T-shaped concept in product development
Do you believe that a team of top-class experts can be a nightmare for a software company? It can if the experts are tailored to a single field and have no understanding of the adjacent ones. On that account, the IT industry is rapidly switching to a T-shaped professional model.
A regular development process rests upon three pillars: product manager, engineer, and designer. The more complex projects add to this list with marketing experts, QA engineers, versatile business analysts, SEO specialists, etc. Despite the apparent simplicity and accuracy of production flow, it proves low efficiency in practice. Collaboration between an engineer and a designer is limited since they have to wait for the completion of adjacent tasks to proceed with their own work. If their ideas are not synchronized, it takes a while to get a result. The T-shaped approach, on the other hand, allows for a reduction of time expenses and a substantial efficiency growth due to the involvement of professionals with broad adjacent expertise.
T-shaped organization structure
We can apply the concept to not only people but also companies. What is the point of having a team of T-shaped professionals that cannot completely fulfill their potential due to an inappropriate organization structure? On that account, numerous companies are switching to the T-shaped management.
In general, that organization model defines decent management of existing operations along with a well-tailored strategy for future activities. There is a specific list of other attributes to approach your company to the T-shaped title:
- Encourage taking initiative;
- Top level talent valuation;
- Agile organization;
- Availability of cross-site teams, communities of practice and other community-oriented policies;
- High level of in-house data accessibility and information sharing;
- Peer interaction support;
- Ties-strengthening activities like conventions, seminars, workshops, etc.
- Availability of coordination/animation positions;
- Value of individual participation in collective activities.

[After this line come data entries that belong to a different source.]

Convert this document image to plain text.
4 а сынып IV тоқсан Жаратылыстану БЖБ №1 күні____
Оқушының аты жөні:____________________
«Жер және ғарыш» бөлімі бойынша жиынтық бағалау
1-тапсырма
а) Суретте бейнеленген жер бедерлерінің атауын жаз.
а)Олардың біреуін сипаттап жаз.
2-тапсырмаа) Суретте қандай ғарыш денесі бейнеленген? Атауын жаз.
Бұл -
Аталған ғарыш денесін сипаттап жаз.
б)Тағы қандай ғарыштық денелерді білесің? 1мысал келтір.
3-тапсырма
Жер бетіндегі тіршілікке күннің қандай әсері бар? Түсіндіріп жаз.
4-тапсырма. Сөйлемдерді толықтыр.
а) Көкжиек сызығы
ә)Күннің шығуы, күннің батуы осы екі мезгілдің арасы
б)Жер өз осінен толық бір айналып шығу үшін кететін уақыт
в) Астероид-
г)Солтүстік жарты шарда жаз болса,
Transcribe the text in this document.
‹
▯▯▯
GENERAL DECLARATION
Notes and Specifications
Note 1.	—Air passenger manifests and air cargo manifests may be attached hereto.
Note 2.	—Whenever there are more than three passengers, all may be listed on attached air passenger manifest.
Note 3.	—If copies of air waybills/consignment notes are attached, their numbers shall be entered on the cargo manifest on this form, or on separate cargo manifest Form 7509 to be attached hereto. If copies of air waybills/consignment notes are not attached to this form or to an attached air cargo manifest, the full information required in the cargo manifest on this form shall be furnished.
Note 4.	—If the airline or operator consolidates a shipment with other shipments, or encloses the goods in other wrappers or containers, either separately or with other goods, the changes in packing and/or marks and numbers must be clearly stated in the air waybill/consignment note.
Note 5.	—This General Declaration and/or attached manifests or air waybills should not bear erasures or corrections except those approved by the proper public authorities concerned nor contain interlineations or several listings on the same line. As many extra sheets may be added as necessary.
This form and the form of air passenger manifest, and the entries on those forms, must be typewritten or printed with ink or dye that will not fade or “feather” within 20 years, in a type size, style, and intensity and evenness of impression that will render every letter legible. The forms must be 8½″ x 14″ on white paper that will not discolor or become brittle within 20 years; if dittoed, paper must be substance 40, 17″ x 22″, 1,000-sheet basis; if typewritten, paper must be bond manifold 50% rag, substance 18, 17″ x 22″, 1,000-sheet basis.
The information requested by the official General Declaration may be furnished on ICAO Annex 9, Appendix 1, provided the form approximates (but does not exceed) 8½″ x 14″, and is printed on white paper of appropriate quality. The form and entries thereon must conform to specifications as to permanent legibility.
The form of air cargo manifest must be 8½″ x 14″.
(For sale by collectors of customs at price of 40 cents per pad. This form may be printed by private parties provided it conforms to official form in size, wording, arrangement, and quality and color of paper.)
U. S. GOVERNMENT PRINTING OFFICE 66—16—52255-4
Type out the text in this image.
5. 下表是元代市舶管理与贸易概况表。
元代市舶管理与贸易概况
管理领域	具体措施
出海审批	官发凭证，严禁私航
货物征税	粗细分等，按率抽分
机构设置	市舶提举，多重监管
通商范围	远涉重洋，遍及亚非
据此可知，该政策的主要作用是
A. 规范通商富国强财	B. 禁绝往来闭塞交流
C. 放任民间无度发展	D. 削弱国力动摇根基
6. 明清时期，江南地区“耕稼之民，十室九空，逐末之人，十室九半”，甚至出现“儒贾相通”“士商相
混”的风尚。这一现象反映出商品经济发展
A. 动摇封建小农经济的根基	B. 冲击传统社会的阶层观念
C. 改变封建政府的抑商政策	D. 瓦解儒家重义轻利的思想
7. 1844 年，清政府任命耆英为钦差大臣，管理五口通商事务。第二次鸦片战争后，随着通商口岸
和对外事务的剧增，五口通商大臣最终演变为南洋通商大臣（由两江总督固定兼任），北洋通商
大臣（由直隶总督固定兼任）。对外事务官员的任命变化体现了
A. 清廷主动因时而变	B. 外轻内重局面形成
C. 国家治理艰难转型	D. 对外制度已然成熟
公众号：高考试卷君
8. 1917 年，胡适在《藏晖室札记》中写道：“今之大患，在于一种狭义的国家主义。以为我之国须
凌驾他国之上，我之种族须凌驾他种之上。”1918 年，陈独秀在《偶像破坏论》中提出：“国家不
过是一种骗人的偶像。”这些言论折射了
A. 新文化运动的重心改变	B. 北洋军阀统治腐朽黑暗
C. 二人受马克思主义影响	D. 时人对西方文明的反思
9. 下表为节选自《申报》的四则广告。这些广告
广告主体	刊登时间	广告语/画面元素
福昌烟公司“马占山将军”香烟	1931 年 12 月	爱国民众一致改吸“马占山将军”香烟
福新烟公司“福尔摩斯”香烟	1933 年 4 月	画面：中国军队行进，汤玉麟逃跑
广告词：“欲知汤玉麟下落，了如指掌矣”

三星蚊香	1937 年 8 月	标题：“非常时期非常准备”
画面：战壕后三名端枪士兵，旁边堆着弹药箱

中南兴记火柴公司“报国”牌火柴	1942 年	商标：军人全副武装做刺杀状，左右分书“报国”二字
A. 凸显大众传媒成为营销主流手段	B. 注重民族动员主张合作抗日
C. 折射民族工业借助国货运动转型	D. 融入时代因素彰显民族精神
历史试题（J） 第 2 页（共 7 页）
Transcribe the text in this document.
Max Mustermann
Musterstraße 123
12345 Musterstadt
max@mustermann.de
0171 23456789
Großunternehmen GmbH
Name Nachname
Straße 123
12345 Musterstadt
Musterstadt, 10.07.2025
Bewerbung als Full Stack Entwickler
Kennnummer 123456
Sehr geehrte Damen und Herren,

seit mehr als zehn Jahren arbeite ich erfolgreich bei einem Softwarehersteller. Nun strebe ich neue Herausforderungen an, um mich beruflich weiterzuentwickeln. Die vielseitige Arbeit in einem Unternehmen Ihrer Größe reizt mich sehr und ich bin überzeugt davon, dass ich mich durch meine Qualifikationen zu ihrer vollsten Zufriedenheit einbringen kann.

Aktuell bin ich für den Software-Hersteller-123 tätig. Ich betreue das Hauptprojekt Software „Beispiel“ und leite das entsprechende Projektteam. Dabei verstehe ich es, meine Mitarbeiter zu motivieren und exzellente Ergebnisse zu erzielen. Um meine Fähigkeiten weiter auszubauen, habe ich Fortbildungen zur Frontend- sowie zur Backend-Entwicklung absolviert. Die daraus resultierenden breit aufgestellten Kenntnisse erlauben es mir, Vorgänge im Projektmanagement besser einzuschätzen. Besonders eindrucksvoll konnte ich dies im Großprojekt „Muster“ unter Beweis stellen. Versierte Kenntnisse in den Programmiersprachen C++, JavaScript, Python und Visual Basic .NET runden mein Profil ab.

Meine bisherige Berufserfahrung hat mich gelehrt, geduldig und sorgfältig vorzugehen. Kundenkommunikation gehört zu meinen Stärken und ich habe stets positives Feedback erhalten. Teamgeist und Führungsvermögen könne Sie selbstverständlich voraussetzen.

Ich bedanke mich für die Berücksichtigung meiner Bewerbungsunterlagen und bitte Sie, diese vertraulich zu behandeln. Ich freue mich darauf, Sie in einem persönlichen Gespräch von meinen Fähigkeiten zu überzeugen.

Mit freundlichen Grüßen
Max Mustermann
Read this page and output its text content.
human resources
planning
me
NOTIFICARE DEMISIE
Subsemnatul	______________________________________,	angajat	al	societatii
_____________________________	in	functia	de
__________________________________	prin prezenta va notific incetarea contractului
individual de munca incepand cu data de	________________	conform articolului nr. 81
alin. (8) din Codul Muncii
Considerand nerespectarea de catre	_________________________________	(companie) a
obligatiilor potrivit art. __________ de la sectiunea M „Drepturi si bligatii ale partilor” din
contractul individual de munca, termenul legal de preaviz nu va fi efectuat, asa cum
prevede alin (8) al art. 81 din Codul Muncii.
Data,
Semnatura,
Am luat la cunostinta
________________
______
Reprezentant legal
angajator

If you can count at least a half of the described points, your team is on the right path. As for Railsware, we chose a version of holacracy as our organizational structure. Unlike the classical hierarchical approach, the structure is based on teams, which have equal rights and responsibilities for decisions. The “position” concept is replaced with the “role” concept, which allows employees to unlock their potential in different fields. Every T-shaped Railswarian participates in versatile contexts of the company life.